Bug#659519: [3.1 -> 3.2.4 regression] Sound problems (Re: Other card works the same way!)

To: Jonathan Nieder <jrnieder@gmail.com>
Cc: 659519@bugs.debian.org, Ben Hutchings <ben@decadent.org.uk>
Subject: Bug#659519: [3.1 -> 3.2.4 regression] Sound problems (Re: Other card works the same way!)
From: David Baron <d_baron@012.net.il>
Date: Tue, 15 May 2012 16:52:55 +0300
Message-id: <[🔎] 201205151652.55486.d_baron@012.net.il>
Reply-to: David Baron <d_baron@012.net.il>, 659519@bugs.debian.org
In-reply-to: <[🔎] 20120514214408.GC7439@burratino>
References: <201204201114.55555.d_baron@012.net.il> <201205141736.35935.d_baron@012.net.il> <[🔎] 20120514214408.GC7439@burratino>

On Tuesday 15 May 2012 00:44:08 Jonathan Nieder wrote:
> David Baron wrote:
> > This is kind of large but here it is
> 
> Thanks!
> 
> [...]
> 
> > [    6.700526] [drm] Initialized nouveau 0.0.16 20090420 for 0000:01:00.0
> > on minor 0 [    7.208063] snd_ens1371 0000:04:0b.0: BAR 0: set to [io 
> > 0xdf00-0xdf3f] (PCI address [0xdf00-0xdf3f]) [    7.208826] snd_ens1371
> > 0000:04:0b.0: PCI INT A -> GSI 23 (level, low) -> IRQ 23 [    7.366048]
> > nvidia: module license 'NVIDIA' taints kernel.
> > [    7.366800] Disabling lock debugging due to kernel taint
> > [    8.025924] NVRM: The NVIDIA probe routine was not called for 1
> > device(s). [    8.026809] NVRM: This can occur when a driver such as
> > nouveau, rivafb, [    8.026811] NVRM: nvidiafb, or rivatv was loaded and
> > obtained ownership of [    8.026813] NVRM: the NVIDIA device(s).
> > [    8.029549] NVRM: Try unloading the conflicting kernel module (and/or
> 
> Probably blacklisting the nvidia driver through /etc/modprobe.d would
> prevent these messages about the same.  But I don't think it's the
> cause of the problem.
> 
These messages happen because Nouveau grabs the interfac unless IT is 
blacklisted or nomodeset

> [...]
> 
> > [ 2656.878112] ABORTED IN=eth2 OUT=
> > MAC=00:e0:4c:68:00:c5:00:90:8f:2c:50:c9:08:00 SRC=208.83.137.114
> > DST=10.100.101.101 LEN=40 TOS=0x00 PREC=0x00 TTL=47 ID=61218 DF
> > PROTO=TCP SPT=2703 DPT=9081 SEQ=1749643406 ACK=716693663 WINDOW=46
> > RES=0x00 ACK RST URGP=0 [ 2956.105668] CPU0: Core temperature above
> > threshold, cpu clock throttled (total events = 1) [ 2956.105692] CPU1:
> > Core temperature above threshold, cpu clock throttled (total events = 1)
> > [ 2956.106875] CPU0: Core temperature/speed normal
> > [ 2956.106884] CPU1: Core temperature/speed normal
> > [ 2999.988022] [Hardware Error]: Machine check events logged
> 
> (once)
> 
> Was the machine especially active, or is there a cooling problem?

These happen a lot, seem not to be dependent on room temperature.

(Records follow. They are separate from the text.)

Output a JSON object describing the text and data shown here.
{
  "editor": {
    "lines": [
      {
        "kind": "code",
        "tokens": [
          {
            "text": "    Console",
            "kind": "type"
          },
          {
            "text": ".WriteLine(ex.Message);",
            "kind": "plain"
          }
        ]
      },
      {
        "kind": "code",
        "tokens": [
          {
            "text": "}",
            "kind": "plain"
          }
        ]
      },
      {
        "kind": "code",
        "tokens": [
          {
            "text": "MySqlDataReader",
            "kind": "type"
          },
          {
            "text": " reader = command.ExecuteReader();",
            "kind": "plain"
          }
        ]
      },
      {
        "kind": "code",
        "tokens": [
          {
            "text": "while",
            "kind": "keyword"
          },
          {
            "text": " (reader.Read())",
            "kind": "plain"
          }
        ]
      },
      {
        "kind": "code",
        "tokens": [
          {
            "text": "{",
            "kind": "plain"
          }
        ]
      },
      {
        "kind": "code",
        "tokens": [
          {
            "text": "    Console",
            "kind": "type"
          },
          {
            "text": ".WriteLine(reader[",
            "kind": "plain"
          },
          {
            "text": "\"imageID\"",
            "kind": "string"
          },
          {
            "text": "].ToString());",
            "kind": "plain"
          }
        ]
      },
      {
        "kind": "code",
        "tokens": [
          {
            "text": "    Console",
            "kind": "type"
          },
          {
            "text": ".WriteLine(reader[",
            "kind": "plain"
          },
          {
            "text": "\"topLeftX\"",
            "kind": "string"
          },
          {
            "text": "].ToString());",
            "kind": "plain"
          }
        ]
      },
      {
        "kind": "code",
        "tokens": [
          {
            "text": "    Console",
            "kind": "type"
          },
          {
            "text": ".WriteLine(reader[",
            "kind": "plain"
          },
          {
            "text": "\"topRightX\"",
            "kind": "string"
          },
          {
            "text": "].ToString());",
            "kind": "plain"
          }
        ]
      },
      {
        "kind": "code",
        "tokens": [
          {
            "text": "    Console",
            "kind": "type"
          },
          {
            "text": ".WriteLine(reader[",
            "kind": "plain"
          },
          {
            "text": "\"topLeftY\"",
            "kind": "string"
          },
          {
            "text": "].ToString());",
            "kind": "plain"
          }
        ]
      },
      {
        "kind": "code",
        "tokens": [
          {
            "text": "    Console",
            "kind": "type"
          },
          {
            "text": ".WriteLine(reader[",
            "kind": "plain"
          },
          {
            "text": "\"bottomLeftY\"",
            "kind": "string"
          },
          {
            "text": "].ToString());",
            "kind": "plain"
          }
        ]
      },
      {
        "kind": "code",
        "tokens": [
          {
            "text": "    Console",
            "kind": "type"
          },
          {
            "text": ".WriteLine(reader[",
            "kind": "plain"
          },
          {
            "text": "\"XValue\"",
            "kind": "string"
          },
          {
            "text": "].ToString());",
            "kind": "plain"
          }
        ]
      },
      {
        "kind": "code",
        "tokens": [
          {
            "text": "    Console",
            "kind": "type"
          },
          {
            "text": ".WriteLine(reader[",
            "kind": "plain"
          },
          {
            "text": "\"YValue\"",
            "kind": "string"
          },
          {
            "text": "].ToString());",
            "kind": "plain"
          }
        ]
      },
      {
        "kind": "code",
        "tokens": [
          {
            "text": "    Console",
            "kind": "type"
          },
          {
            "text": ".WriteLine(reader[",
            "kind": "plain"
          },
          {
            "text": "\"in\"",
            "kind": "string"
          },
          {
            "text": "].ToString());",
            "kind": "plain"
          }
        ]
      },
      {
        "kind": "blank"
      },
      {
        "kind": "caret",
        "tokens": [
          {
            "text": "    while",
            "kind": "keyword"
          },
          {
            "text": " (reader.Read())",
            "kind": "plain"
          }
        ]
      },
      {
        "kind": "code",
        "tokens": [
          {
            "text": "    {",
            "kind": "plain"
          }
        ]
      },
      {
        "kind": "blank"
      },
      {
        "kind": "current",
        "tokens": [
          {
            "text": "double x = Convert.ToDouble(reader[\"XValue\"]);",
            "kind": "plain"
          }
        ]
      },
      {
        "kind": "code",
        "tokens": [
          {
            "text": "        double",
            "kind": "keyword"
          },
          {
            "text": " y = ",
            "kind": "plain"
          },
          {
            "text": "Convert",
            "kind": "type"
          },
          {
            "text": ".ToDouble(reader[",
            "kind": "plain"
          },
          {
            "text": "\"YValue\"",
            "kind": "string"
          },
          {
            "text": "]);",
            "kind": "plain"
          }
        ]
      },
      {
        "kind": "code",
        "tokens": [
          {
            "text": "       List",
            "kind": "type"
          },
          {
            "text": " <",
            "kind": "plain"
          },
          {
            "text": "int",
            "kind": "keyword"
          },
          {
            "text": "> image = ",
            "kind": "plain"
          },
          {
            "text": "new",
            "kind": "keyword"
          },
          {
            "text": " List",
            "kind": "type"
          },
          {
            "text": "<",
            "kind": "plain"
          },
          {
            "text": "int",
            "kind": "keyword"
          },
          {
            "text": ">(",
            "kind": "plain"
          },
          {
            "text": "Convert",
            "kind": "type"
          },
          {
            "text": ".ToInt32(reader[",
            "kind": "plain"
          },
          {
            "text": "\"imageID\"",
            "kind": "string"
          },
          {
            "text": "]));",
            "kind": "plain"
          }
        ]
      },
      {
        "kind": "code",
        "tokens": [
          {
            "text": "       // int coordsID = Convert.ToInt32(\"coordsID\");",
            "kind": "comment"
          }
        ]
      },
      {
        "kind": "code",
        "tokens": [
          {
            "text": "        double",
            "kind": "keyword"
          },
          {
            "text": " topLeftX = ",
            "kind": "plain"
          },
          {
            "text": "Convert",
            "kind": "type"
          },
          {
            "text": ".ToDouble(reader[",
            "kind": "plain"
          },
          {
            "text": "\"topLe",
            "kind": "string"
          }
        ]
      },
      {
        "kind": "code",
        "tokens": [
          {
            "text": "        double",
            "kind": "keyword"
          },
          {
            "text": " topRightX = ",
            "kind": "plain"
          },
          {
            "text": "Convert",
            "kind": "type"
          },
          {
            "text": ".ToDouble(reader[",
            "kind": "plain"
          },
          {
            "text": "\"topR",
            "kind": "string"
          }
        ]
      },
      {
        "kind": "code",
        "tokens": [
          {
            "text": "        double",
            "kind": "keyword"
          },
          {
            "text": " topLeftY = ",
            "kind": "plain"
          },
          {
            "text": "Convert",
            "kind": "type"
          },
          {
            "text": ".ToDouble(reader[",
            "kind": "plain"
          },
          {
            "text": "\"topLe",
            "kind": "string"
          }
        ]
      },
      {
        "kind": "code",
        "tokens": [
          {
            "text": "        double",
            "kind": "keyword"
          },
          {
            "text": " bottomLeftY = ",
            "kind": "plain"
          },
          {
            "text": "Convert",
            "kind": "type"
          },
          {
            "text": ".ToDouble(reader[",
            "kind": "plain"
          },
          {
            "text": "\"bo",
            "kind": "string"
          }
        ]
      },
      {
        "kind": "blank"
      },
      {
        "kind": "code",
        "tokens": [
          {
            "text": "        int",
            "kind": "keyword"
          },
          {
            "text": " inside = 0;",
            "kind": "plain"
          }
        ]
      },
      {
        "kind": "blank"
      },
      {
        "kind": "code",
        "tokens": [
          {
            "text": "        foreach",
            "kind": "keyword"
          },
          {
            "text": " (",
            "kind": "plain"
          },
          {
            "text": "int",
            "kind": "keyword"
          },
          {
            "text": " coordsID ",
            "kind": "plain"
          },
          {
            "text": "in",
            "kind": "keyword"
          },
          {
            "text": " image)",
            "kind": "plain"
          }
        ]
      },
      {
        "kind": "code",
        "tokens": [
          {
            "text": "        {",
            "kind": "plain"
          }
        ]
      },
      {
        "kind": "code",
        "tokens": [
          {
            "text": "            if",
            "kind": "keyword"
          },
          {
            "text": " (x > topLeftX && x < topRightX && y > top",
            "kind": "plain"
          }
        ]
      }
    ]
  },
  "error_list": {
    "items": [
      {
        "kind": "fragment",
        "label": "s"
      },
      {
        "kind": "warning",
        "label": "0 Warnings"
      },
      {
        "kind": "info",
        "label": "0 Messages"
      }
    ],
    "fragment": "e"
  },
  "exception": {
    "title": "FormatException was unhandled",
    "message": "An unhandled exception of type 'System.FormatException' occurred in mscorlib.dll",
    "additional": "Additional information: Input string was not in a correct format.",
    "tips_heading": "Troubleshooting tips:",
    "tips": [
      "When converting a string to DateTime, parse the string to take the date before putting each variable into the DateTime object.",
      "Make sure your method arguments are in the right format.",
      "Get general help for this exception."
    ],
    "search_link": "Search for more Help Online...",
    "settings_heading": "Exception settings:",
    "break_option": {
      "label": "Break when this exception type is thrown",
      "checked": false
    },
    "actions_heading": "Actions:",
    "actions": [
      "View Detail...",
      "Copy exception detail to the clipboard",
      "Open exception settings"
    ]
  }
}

The CPU fan 
works, I have de-dusted it, the case is open and still.

There is a "temp1 at  55 c listed on PCI adapter. It seems rock steady, too 
steady! I can get it to 59-60 on a heavy 3d hw-accelerated graphics game. 
Maybe this sensor is on the nvidia pci-express card, not the cpu!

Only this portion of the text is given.